I also want to give everyone an update on Scott's dad. He was moved within the last week to a rehab hospital. He can now speak through a voice machine, although mostly all he says is "take me home". He still has a long road ahead of him, but they are working with him to feed himself and eventually stand and walk. Hopefully one day we can take him home!

And that will be all. To test or not to test. I will not test today or tomorrow. I am going to the first Red Sox game of the year for me Sunday so it will fill the time. I will sit and not drink a beer and stuff myself with nachos and hot dogs and cracker jacks.

So that will bring me to Monday... 2 more days to go after that! Stick baby(s) - stick!

Friday, April 17, 2009

Okay so I lied!

I told myself to not obsess for the nine days and I did really well until last night. So I made it a whopping 3 days with out thinking too much about it. Now the weekend is here and along brings a whole lot of worries.
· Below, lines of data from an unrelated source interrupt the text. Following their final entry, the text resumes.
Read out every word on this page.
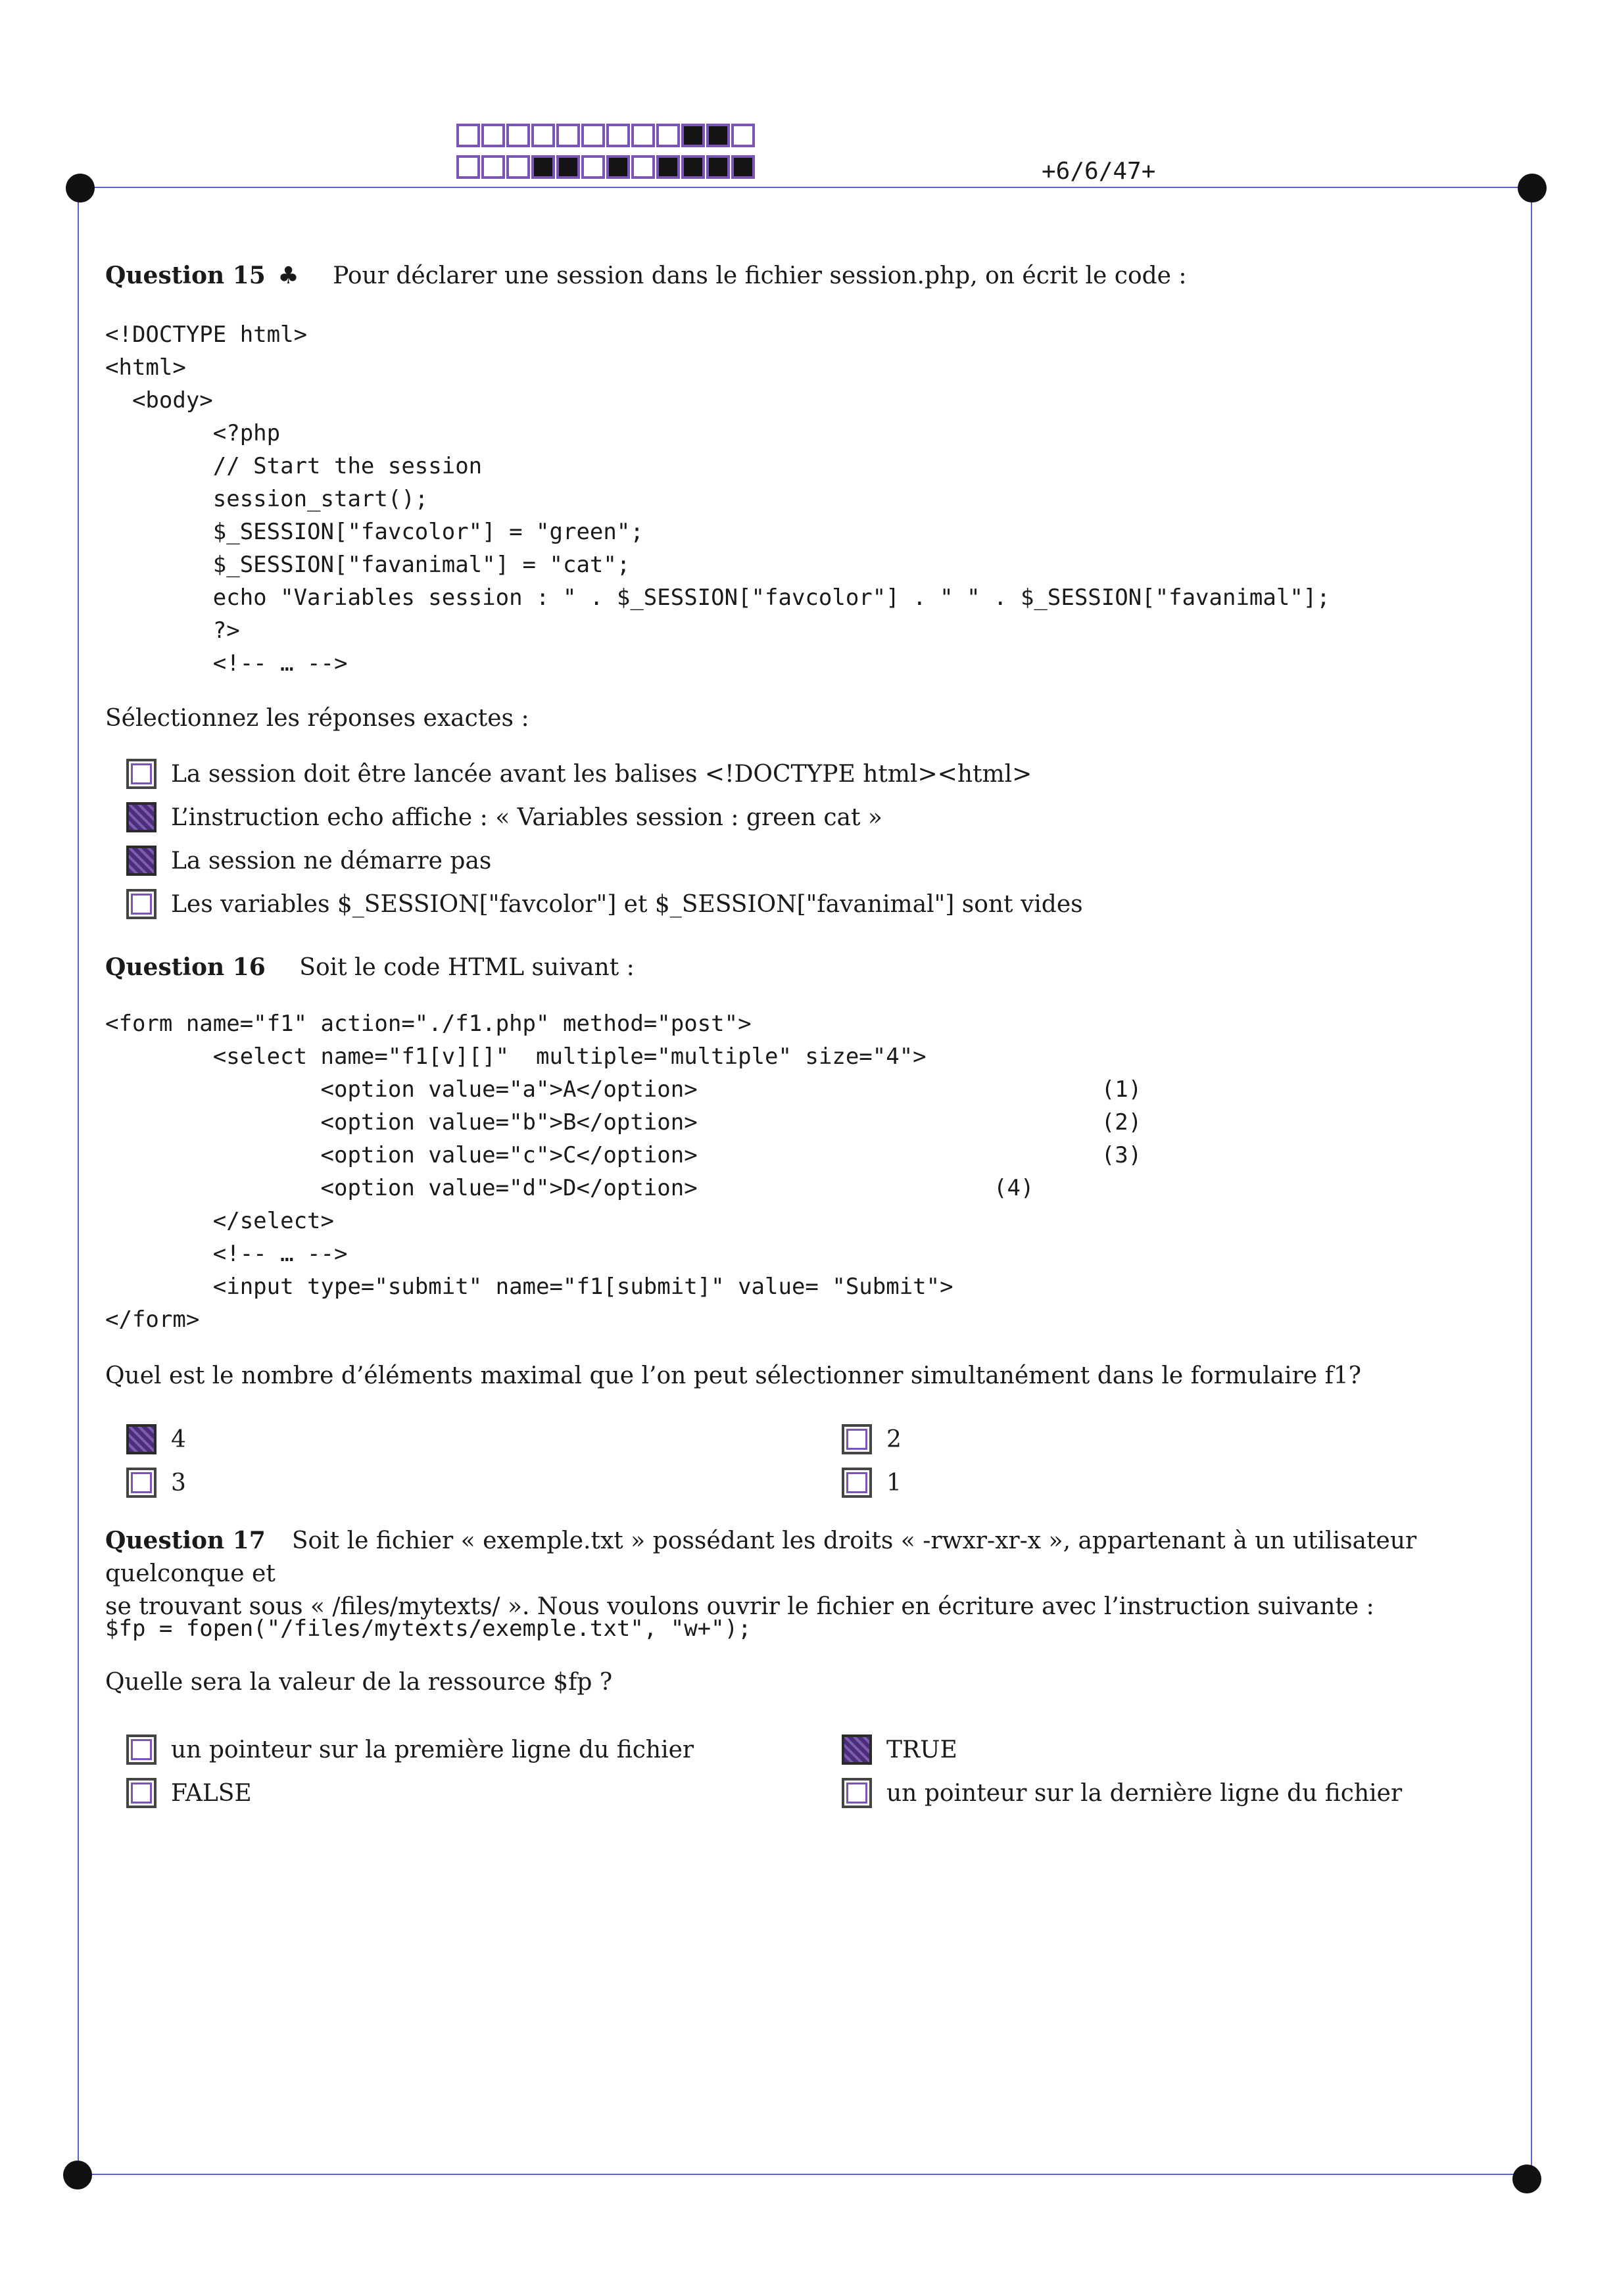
+6/6/47+
Question 15 ♣ Pour déclarer une session dans le fichier session.php, on écrit le code :
<!DOCTYPE html>
<html>
<body>
<?php
// Start the session
session_start();
$_SESSION["favcolor"] = "green";
$_SESSION["favanimal"] = "cat";
echo "Variables session : " . $_SESSION["favcolor"] . " " . $_SESSION["favanimal"];
?>
<!-- … -->
Sélectionnez les réponses exactes :
La session doit être lancée avant les balises <!DOCTYPE html><html>
L’instruction echo affiche : « Variables session : green cat »
La session ne démarre pas
Les variables $_SESSION["favcolor"] et $_SESSION["favanimal"] sont vides
Question 16 Soit le code HTML suivant :
<form name="f1" action="./f1.php" method="post">
<select name="f1[v][]"  multiple="multiple" size="4">
<option value="a">A</option>                              (1)
<option value="b">B</option>                              (2)
<option value="c">C</option>                              (3)
<option value="d">D</option>                      (4)
</select>
<!-- … -->
<input type="submit" name="f1[submit]" value= "Submit">
</form>
Quel est le nombre d’éléments maximal que l’on peut sélectionner simultanément dans le formulaire f1?
4	2
3	1
Question 17 Soit le fichier « exemple.txt » possédant les droits « -rwxr-xr-x », appartenant à un utilisateur quelconque et
se trouvant sous « /files/mytexts/ ». Nous voulons ouvrir le fichier en écriture avec l’instruction suivante :
$fp = fopen("/files/mytexts/exemple.txt", "w+");
Quelle sera la valeur de la ressource $fp ?
un pointeur sur la première ligne du fichier	TRUE
FALSE	un pointeur sur la dernière ligne du fichier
I do not feel anything. Nothing at all, like I have never felt anything. So I pretty much convinced myself that this is over. After years of doing this, you would think I would be so fine tuned into what my body was doing that I would feel something? I know, I know, some people do not feel anything and bam next thing they know they are looking at two lines, but that is not usually - or I should say never - the case for me.

I have flip flopped over an over about buying a HPT. I did a mad search in my bathroom cabinets this morning in hopes I had a left over one, but nope. I want to pee on something. But I drove by two drug stores and did not pull over, because I am afraid to put a definite end to this dream. Is 4 days past a 5 day transfer too soon anyway? Most likely.

I just hate this! I hate not knowing which way my life is heading. I want a vacation, I want to try one more time? I want a baby! I look at my three little ones and I hope and dream that one or more are my sticky ones, then reality hits and I say would I not feel it! Pinch, cramp, do something! Let me know you are in there, let me know my dream is still alive!